Passando oltre la cornice legislativa dei nuovi concorsi pubblici cuciti su misura per chi ha soldi per comprarsi titoli a non finire e che prevedono nuovi posti solo a tempo determinato, il passaggio più esplicito dell’aziendalismo del piano si ha quando si parla proprio di lavoro e imprese:
«il piano prevede riforme sostanziali per migliorare il contesto imprenditoriale generale e ridurre gli ostacoli alla concorrenza.

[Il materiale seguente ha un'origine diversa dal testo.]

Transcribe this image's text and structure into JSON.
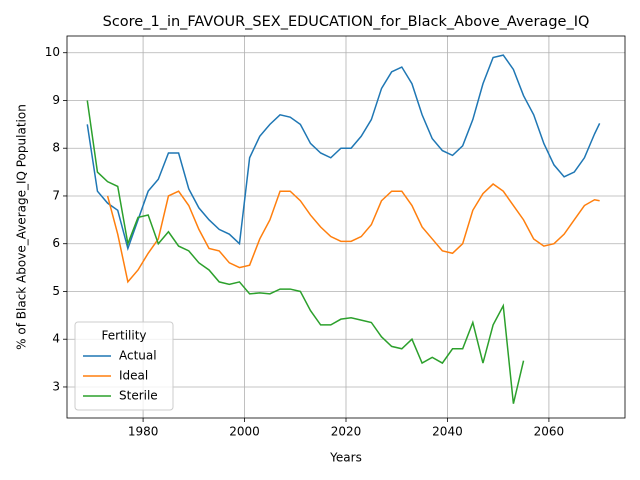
{
  "chart_data": {
    "type": "line",
    "title": "Score_1_in_FAVOUR_SEX_EDUCATION_for_Black_Above_Average_IQ",
    "xlabel": "Years",
    "ylabel": "% of Black Above_Average_IQ Population",
    "x": [
      1969,
      1971,
      1973,
      1975,
      1977,
      1979,
      1981,
      1983,
      1985,
      1987,
      1989,
      1991,
      1993,
      1995,
      1997,
      1999,
      2001,
      2003,
      2005,
      2007,
      2009,
      2011,
      2013,
      2015,
      2017,
      2019,
      2021,
      2023,
      2025,
      2027,
      2029,
      2031,
      2033,
      2035,
      2037,
      2039,
      2041,
      2043,
      2045,
      2047,
      2049,
      2051,
      2053,
      2055,
      2057,
      2059,
      2061,
      2063,
      2065,
      2067,
      2069,
      2070
    ],
    "series": [
      {
        "name": "Actual",
        "color": "#1f77b4",
        "values": [
          8.5,
          7.1,
          6.85,
          6.7,
          5.9,
          6.5,
          7.1,
          7.35,
          7.9,
          7.9,
          7.15,
          6.75,
          6.5,
          6.3,
          6.2,
          6.0,
          7.8,
          8.25,
          8.5,
          8.7,
          8.65,
          8.5,
          8.1,
          7.9,
          7.8,
          8.0,
          8.0,
          8.25,
          8.6,
          9.25,
          9.6,
          9.7,
          9.35,
          8.7,
          8.2,
          7.95,
          7.85,
          8.05,
          8.6,
          9.35,
          9.9,
          9.95,
          9.65,
          9.1,
          8.7,
          8.1,
          7.65,
          7.4,
          7.5,
          7.8,
          8.3,
          8.52
        ]
      },
      {
        "name": "Ideal",
        "color": "#ff7f0e",
        "values": [
          null,
          null,
          7.0,
          6.2,
          5.2,
          5.45,
          5.8,
          6.1,
          7.0,
          7.1,
          6.8,
          6.3,
          5.9,
          5.85,
          5.6,
          5.5,
          5.55,
          6.1,
          6.5,
          7.1,
          7.1,
          6.9,
          6.6,
          6.35,
          6.15,
          6.05,
          6.05,
          6.15,
          6.4,
          6.9,
          7.1,
          7.1,
          6.8,
          6.35,
          6.1,
          5.85,
          5.8,
          6.0,
          6.7,
          7.05,
          7.25,
          7.1,
          6.8,
          6.5,
          6.1,
          5.95,
          6.0,
          6.2,
          6.5,
          6.8,
          6.92,
          6.9
        ]
      },
      {
        "name": "Sterile",
        "color": "#2ca02c",
        "values": [
          9.0,
          7.5,
          7.3,
          7.2,
          6.0,
          6.55,
          6.6,
          6.0,
          6.25,
          5.95,
          5.85,
          5.6,
          5.45,
          5.2,
          5.15,
          5.2,
          4.95,
          4.97,
          4.95,
          5.05,
          5.05,
          5.0,
          4.6,
          4.3,
          4.3,
          4.42,
          4.45,
          4.4,
          4.35,
          4.05,
          3.85,
          3.8,
          4.0,
          3.5,
          3.62,
          3.5,
          3.8,
          3.8,
          4.35,
          3.5,
          4.3,
          4.7,
          2.65,
          3.55,
          null,
          null,
          null,
          null,
          null,
          null,
          null,
          null
        ]
      }
    ],
    "xlim": [
      1965,
      2075
    ],
    "xticks": [
      1980,
      2000,
      2020,
      2040,
      2060
    ],
    "ylim": [
      2.35,
      10.35
    ],
    "yticks": [
      3,
      4,
      5,
      6,
      7,
      8,
      9,
      10
    ],
    "grid": true,
    "legend_title": "Fertility",
    "legend_loc": "lower left"
  }
}
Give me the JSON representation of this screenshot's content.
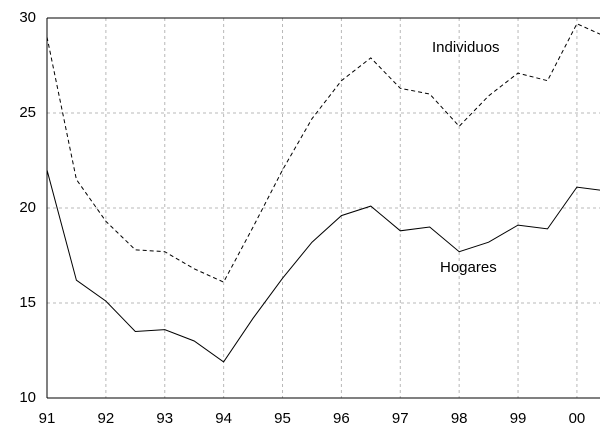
{
  "chart_data": {
    "type": "line",
    "categories": [
      "91",
      null,
      "92",
      null,
      "93",
      null,
      "94",
      null,
      "95",
      null,
      "96",
      null,
      "97",
      null,
      "98",
      null,
      "99",
      null,
      {
        "value": 0,
        "label": "00"
      },
      null
    ],
    "series": [
      {
        "name": "Individuos",
        "color": "#000000",
        "style": "dashed",
        "values": [
          29.0,
          21.5,
          19.3,
          17.8,
          17.7,
          16.8,
          16.1,
          19.0,
          22.0,
          24.7,
          26.7,
          27.9,
          26.3,
          26.0,
          24.3,
          25.9,
          27.1,
          26.7,
          29.7,
          29.0
        ]
      },
      {
        "name": "Hogares",
        "color": "#000000",
        "style": "solid",
        "values": [
          22.0,
          16.2,
          15.1,
          13.5,
          13.6,
          13.0,
          11.9,
          14.2,
          16.3,
          18.2,
          19.6,
          20.1,
          18.8,
          19.0,
          17.7,
          18.2,
          19.1,
          18.9,
          21.1,
          20.9
        ]
      }
    ],
    "ylim": [
      10,
      30
    ],
    "yticks": [
      10,
      15,
      20,
      25,
      30
    ],
    "grid": true
  }
}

Ci si aspetta che l’adozione di una nuova legge annuale sulla concorrenza 2021 riduca i tempi per l’avvio di un’attività in Italia e aumenti i processi competitivi per l’aggiudicazione dei contratti di servizi pubblici locali, in particolare per quanto riguarda la gestione dei rifiuti, i trasporti (porti, ferrovie regionali e trasporto pubblico locale) e le concessioni (autostrade, stazioni di ricarica per la mobilità elettrica ed energia idroelettrica). La legislazione settoriale nel campo dell’energia elimina gradualmente i prezzi regolamentati dell’energia elettrica e contempla misure di accompagnamento volte a sostenere l’aumento della concorrenza nei mercati al dettaglio dell’energia e la diffusione di contatori intelligenti di seconda generazione. La revisione della legislazione in materia di appalti pubblici comprende regolamenti volti a ridurre il tempo che intercorre tra la pubblicazione dei contratti e la loro aggiudicazione».
Nonostante anni di fallimenti in tema di privatizzazioni e liberalizzazioni di servizi pubblici fondamentali, si prosegue dunque sulla strada della massimizzazione della “competizione”, della facilitazione delle concessioni e dell’aggiudicazione dei contratti, e della liberalizzazione assoluta dei prezzi dell’energia.
L’unico passaggio degno di nota sul tema lavoro, d’altronde, tratta non di diritti e piena occupazione ma di intermediazione e facilitazioni alle imprese (seppur “rosa”): «il Governo investe nello sviluppo dei centri per l’impiego e nell’imprenditorialità femminile, con la creazione di un nuovo Fondo Impresa Donna».
Alla luce di tutto questo, le velleità di rinnovamento digitale, ecologico e infrastrutturale del Paese appaiono, anche alla luce della scarsità di risorse, per ciò che sono: un mero lubrificante pagato con soldi pubblici per accudire la ristrutturazione e il buon funzionamento della profittabilità di chi detiene già un capitale da far fruttare.
Infine, una nota di colore: dalle simulazioni dei servizi della Commissione stessa si evince che il piano è potenzialmente in grado di aumentare del 2,5 % il PIL dell’Italia entro il 2026. Dopo un crollo del 10% in un solo anno.
Tutto questo incubo sociale, in altre parole, non si sforzano più neanche di giustificarlo attraverso la necessità della “crescita economica”.